Lors d’une réunion virtuelle de la “coalition des déterminés” – un groupe de pays engagés à soutenir l’Ukraine – le président Macron a exprimé son optimisme prudent. Il a toutefois souligné que des garanties de sécurité robustes, allant au-delà de simples déclarations d’intention, sont indispensables pour parvenir à une paix durable.
« Mais la condition absolue pour une paix durable est une série de garanties de sécurité très fortes, et pas seulement des garanties sur le papier. »
Emmanuel Macron, président français
Parallèlement, des négociations se sont déroulées à Genève entre les États-Unis et l’Ukraine, aboutissant à l’élaboration d’un projet d’accord de paix comprenant 19 points. Selon Caroline Levitt, attachée de presse de la Maison Blanche, des “progrès significatifs” ont été réalisés, bien que quelques “détails irritants mais pas insurmontables” restent à régler.
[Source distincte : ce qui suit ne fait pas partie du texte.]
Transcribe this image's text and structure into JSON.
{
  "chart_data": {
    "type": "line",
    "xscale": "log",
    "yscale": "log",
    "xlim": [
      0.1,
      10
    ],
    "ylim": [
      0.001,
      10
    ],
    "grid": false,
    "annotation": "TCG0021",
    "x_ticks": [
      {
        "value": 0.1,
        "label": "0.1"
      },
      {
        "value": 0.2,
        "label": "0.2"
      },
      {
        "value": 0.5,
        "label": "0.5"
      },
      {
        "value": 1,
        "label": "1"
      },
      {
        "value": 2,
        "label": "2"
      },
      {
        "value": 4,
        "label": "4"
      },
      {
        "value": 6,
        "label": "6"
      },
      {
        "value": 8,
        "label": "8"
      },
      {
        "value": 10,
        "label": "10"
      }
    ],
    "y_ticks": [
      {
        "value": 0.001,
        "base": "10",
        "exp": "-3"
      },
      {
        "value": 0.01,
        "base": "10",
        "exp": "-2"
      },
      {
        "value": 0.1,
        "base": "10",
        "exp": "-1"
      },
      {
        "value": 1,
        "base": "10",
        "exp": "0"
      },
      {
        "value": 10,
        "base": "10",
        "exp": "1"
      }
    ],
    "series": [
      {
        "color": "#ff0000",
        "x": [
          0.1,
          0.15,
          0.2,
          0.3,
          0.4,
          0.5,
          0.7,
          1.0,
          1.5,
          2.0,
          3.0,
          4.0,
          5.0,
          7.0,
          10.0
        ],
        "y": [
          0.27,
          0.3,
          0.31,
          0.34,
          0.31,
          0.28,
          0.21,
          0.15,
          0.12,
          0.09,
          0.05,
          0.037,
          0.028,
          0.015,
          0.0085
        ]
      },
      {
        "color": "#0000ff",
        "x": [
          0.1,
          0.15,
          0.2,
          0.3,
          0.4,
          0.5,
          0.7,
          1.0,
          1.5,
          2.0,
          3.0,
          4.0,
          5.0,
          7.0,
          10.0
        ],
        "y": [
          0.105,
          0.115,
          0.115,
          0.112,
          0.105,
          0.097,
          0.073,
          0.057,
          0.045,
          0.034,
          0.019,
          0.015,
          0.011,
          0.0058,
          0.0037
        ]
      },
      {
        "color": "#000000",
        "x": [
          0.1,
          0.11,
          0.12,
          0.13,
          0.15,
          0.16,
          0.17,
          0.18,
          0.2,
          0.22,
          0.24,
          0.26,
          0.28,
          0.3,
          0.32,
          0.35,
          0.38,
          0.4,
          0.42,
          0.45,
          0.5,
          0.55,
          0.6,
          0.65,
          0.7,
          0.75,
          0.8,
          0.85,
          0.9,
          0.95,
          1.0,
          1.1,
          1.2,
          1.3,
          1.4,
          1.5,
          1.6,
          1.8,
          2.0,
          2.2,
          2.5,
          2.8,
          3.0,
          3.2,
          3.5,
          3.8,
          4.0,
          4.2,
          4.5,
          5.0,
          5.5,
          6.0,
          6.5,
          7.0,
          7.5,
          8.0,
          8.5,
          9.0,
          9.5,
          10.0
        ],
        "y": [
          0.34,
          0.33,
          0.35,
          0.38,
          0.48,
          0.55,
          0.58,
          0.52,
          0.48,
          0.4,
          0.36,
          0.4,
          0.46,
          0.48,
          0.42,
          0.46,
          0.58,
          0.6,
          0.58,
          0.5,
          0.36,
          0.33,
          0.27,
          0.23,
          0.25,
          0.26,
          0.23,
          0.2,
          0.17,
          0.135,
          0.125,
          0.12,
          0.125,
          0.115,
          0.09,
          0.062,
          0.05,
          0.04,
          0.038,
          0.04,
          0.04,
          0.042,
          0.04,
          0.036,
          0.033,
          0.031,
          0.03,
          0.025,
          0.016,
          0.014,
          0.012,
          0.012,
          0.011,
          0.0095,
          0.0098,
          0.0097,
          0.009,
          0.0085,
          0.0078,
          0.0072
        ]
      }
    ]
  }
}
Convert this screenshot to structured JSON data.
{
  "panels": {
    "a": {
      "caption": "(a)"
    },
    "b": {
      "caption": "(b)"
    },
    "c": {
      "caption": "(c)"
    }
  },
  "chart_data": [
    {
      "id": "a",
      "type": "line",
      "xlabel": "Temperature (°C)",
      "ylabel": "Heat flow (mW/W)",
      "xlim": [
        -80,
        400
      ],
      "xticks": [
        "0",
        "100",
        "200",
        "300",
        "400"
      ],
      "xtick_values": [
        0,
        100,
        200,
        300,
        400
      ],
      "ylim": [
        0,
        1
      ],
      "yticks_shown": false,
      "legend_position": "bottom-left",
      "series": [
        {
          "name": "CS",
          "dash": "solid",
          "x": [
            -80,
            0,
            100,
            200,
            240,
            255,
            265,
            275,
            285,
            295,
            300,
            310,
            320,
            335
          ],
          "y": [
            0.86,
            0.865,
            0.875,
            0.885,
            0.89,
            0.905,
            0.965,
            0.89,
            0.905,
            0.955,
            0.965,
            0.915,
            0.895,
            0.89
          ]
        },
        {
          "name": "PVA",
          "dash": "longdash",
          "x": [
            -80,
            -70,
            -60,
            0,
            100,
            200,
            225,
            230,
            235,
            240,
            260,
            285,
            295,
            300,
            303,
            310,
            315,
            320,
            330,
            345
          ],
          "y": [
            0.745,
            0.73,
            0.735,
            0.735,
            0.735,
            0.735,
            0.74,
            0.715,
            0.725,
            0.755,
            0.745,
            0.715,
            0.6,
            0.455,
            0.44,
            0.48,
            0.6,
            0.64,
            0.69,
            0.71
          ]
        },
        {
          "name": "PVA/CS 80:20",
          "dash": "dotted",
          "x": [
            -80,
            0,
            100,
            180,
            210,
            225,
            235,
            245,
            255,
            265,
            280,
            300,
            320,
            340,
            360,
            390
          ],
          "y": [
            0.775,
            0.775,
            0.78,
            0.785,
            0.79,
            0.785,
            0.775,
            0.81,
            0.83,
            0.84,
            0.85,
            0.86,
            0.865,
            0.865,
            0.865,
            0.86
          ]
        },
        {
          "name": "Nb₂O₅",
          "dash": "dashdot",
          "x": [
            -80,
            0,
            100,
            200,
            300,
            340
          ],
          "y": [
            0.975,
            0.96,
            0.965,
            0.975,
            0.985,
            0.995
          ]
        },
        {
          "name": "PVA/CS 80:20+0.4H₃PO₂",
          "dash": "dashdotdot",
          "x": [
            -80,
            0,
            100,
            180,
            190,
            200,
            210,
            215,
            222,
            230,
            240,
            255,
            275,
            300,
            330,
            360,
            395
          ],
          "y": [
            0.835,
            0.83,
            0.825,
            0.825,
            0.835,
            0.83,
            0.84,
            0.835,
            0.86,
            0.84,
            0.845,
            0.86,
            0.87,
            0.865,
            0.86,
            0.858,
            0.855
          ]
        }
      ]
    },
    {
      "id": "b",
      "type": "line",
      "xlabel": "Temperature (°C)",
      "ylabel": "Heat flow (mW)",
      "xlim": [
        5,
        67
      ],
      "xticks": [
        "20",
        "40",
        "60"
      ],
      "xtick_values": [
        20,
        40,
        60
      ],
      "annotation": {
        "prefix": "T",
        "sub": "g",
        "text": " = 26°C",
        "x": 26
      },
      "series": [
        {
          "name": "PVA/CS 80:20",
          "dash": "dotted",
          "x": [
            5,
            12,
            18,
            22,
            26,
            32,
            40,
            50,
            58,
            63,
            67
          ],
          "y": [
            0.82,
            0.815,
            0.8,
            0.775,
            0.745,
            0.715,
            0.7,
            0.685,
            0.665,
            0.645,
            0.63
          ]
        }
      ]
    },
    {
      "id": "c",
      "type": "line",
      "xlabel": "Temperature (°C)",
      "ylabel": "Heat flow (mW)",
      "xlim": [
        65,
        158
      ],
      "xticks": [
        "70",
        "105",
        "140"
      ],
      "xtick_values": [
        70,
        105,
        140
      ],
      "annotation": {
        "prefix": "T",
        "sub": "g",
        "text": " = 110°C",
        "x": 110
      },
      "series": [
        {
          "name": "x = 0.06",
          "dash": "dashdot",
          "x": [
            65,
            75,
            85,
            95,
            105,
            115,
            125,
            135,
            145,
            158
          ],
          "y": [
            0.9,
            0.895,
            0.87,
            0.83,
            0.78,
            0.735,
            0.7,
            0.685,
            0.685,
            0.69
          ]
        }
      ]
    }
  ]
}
« Nous avons fait des progrès significatifs vers un accord de paix, mais il y a quelques détails irritants mais pas insurmontables. »
Caroline Levitt, attachée de presse de la Maison Blanche
L’adhésion prochaine du secrétaire d’État américain Marco Rubio à la “coalition des déterminés” témoigne de l’engagement continu des États-Unis dans la recherche d’une solution pacifique au conflit.
Les points les plus délicats de l’accord de paix ont été laissés à la discrétion des présidents ukrainien et russe, laissant entrevoir la nécessité de concessions mutuelles pour parvenir à un règlement global.